Shortly afterwards, on 2 February 2023, Commissioner McKinnon issued a certificate in relation to Ms Ellis’s general protections application, allowing her to take her complaint to a court. If Ms Ellis had made her unfair dismissal application after the certificate had been issued, s 727 would not have applied to Ms Ellis, and s 725 would not have prohibited her second application. However, the question of whether a second application relating to a dismissal is prohibited by s 725 of the Act is assessed at the time at which it is made, in this case, 30 January 2023.
It is clear that on 30 January 2023 Ms Ellis, a person who had been dismissed, made an application of a kind referred to in s 729 (an unfair dismissal application) in relation to her dismissal at a time when s 727 applied. Ms Ellis’s unfair dismissal application was made contrary to s 725. The fact that Commissioner McKinnon later issued a certificate in relation to the s 365 application does affect this conclusion.
Section 587(1) states that the Commission may dismiss an application that is ‘not made in accordance with this Act’ (s 587(1)(a)), or one that has ‘no reasonable prospects of success’ (s 587(1)(c)). It is clear that Ms Ellis’s unfair dismissal application was not made in accordance with the Act because it was made contrary to s 725. It is also clear that the application has no reasonable prospects of success because s 725 prohibited the making of the unfair dismissal application. The discretion to dismiss the matter under ss 587(1)(a) and (c) has been enlivened and it is appropriate to exercise it.

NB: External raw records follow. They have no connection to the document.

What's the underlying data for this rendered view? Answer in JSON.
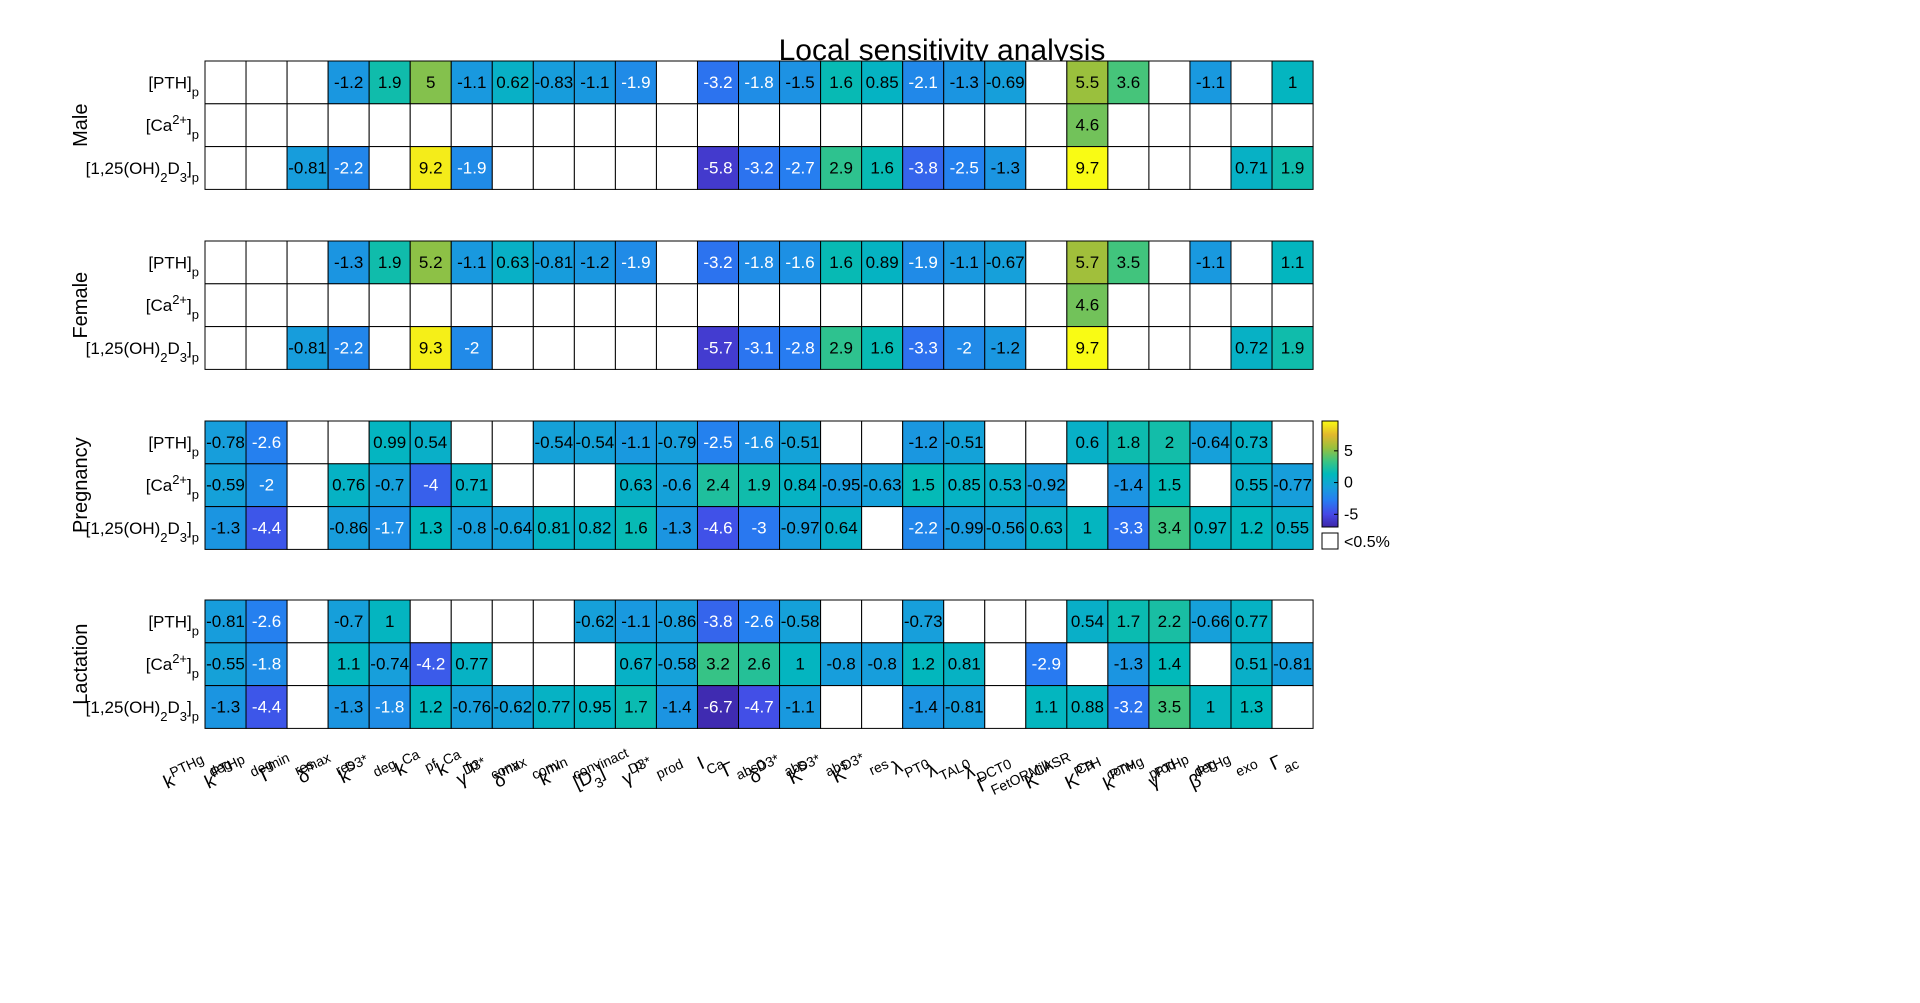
{
  "chart_data": {
    "type": "heatmap",
    "title": "Local sensitivity analysis",
    "row_labels": [
      "[PTH]_p",
      "[Ca^{2+}]_p",
      "[1,25(OH)_2D_3]_p"
    ],
    "col_labels": [
      "k^{PTHg}_{deg}",
      "k^{PTHp}_{deg}",
      "Γ^{min}_{res}",
      "δ^{max}_{res}",
      "k^{D3*}_{deg}",
      "k^{Ca}_{pf}",
      "k^{Ca}_{fp}",
      "γ^{D3*}_{conv}",
      "δ^{max}_{conv}",
      "k^{min}_{conv}",
      "[D_3]^{inact}_p",
      "γ^{D3*}_{prod}",
      "I_{Ca}",
      "Γ_{abs0}",
      "δ^{D3*}_{abs}",
      "K^{D3*}_{abs}",
      "K^{D3*}_{res}",
      "λ_{PT0}",
      "λ_{TAL0}",
      "λ_{DCT0}",
      "Γ_{FetORMilk}",
      "K^{CASR}_{Ca}",
      "K^{PTH}_{conv}",
      "k^{PTHg}_{prod}",
      "γ^{PTHp}_{deg}",
      "β^{PTHg}_{exo}",
      "Γ_{ac}"
    ],
    "groups": [
      {
        "name": "Male",
        "values": [
          [
            null,
            null,
            null,
            -1.2,
            1.9,
            5,
            -1.1,
            0.62,
            -0.83,
            -1.1,
            -1.9,
            null,
            -3.2,
            -1.8,
            -1.5,
            1.6,
            0.85,
            -2.1,
            -1.3,
            -0.69,
            null,
            5.5,
            3.6,
            null,
            -1.1,
            null,
            1
          ],
          [
            null,
            null,
            null,
            null,
            null,
            null,
            null,
            null,
            null,
            null,
            null,
            null,
            null,
            null,
            null,
            null,
            null,
            null,
            null,
            null,
            null,
            4.6,
            null,
            null,
            null,
            null,
            null
          ],
          [
            null,
            null,
            -0.81,
            -2.2,
            null,
            9.2,
            -1.9,
            null,
            null,
            null,
            null,
            null,
            -5.8,
            -3.2,
            -2.7,
            2.9,
            1.6,
            -3.8,
            -2.5,
            -1.3,
            null,
            9.7,
            null,
            null,
            null,
            0.71,
            1.9
          ]
        ]
      },
      {
        "name": "Female",
        "values": [
          [
            null,
            null,
            null,
            -1.3,
            1.9,
            5.2,
            -1.1,
            0.63,
            -0.81,
            -1.2,
            -1.9,
            null,
            -3.2,
            -1.8,
            -1.6,
            1.6,
            0.89,
            -1.9,
            -1.1,
            -0.67,
            null,
            5.7,
            3.5,
            null,
            -1.1,
            null,
            1.1
          ],
          [
            null,
            null,
            null,
            null,
            null,
            null,
            null,
            null,
            null,
            null,
            null,
            null,
            null,
            null,
            null,
            null,
            null,
            null,
            null,
            null,
            null,
            4.6,
            null,
            null,
            null,
            null,
            null
          ],
          [
            null,
            null,
            -0.81,
            -2.2,
            null,
            9.3,
            -2,
            null,
            null,
            null,
            null,
            null,
            -5.7,
            -3.1,
            -2.8,
            2.9,
            1.6,
            -3.3,
            -2,
            -1.2,
            null,
            9.7,
            null,
            null,
            null,
            0.72,
            1.9
          ]
        ]
      },
      {
        "name": "Pregnancy",
        "values": [
          [
            -0.78,
            -2.6,
            null,
            null,
            0.99,
            0.54,
            null,
            null,
            -0.54,
            -0.54,
            -1.1,
            -0.79,
            -2.5,
            -1.6,
            -0.51,
            null,
            null,
            -1.2,
            -0.51,
            null,
            null,
            0.6,
            1.8,
            2,
            -0.64,
            0.73,
            null
          ],
          [
            -0.59,
            -2,
            null,
            0.76,
            -0.7,
            -4,
            0.71,
            null,
            null,
            null,
            0.63,
            -0.6,
            2.4,
            1.9,
            0.84,
            -0.95,
            -0.63,
            1.5,
            0.85,
            0.53,
            -0.92,
            null,
            -1.4,
            1.5,
            null,
            0.55,
            -0.77
          ],
          [
            -1.3,
            -4.4,
            null,
            -0.86,
            -1.7,
            1.3,
            -0.8,
            -0.64,
            0.81,
            0.82,
            1.6,
            -1.3,
            -4.6,
            -3,
            -0.97,
            0.64,
            null,
            -2.2,
            -0.99,
            -0.56,
            0.63,
            1,
            -3.3,
            3.4,
            0.97,
            1.2,
            0.55
          ]
        ]
      },
      {
        "name": "Lactation",
        "values": [
          [
            -0.81,
            -2.6,
            null,
            -0.7,
            1,
            null,
            null,
            null,
            null,
            -0.62,
            -1.1,
            -0.86,
            -3.8,
            -2.6,
            -0.58,
            null,
            null,
            -0.73,
            null,
            null,
            null,
            0.54,
            1.7,
            2.2,
            -0.66,
            0.77,
            null
          ],
          [
            -0.55,
            -1.8,
            null,
            1.1,
            -0.74,
            -4.2,
            0.77,
            null,
            null,
            null,
            0.67,
            -0.58,
            3.2,
            2.6,
            1,
            -0.8,
            -0.8,
            1.2,
            0.81,
            null,
            -2.9,
            null,
            -1.3,
            1.4,
            null,
            0.51,
            -0.81
          ],
          [
            -1.3,
            -4.4,
            null,
            -1.3,
            -1.8,
            1.2,
            -0.76,
            -0.62,
            0.77,
            0.95,
            1.7,
            -1.4,
            -6.7,
            -4.7,
            -1.1,
            null,
            null,
            -1.4,
            -0.81,
            null,
            1.1,
            0.88,
            -3.2,
            3.5,
            1,
            1.3,
            null
          ]
        ]
      }
    ],
    "colorbar": {
      "colormap": "parula",
      "range": [
        -7,
        9.7
      ],
      "ticks": [
        "5",
        "0",
        "-5"
      ],
      "tick_values": [
        5,
        0,
        -5
      ],
      "null_label": "<0.5%"
    }
  }
}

The respondent also objects to the application on the basis that it was made outside the 21-day period prescribed by s 394 of the Act. Ms Ellis seeks an extension of time. I have considered whether it would be appropriate to determine Ms Ellis’s application for an extension of time before deciding whether to dismiss her unfair dismissal application under s 587 in connection with the operation of s 725. In my view, this would not be an appropriate course. A decision to extend time could not logically affect the application of s 725. An extension of time would not alter the date on which the application was filed. It would extend the time limit from 21 days after the alleged dismissal (28 December 2022) until 30 January 2023 when the unfair dismissal application was in fact made. On that date, s 727 applied to Ms Ellis: she had filed her s 365 application and the Commission had not yet issued a certificate. I note that s 725 is a standing provision. It prohibits certain applications from being made at particular times. Its application is logically antecedent to the question of whether an extension of the 21-day period should be granted.
I appreciate that Ms Ellis is aggrieved by the circumstances of her dismissal. However, the effect of s 725 is clear. It prohibited the second application made by Ms Ellis in these particular circumstances. Given my conclusions above, it is not necessary to determine the company’s other jurisdictional objections. Pursuant to s 587(1), Ms Ellis’s application under s 394 of the Act is dismissed.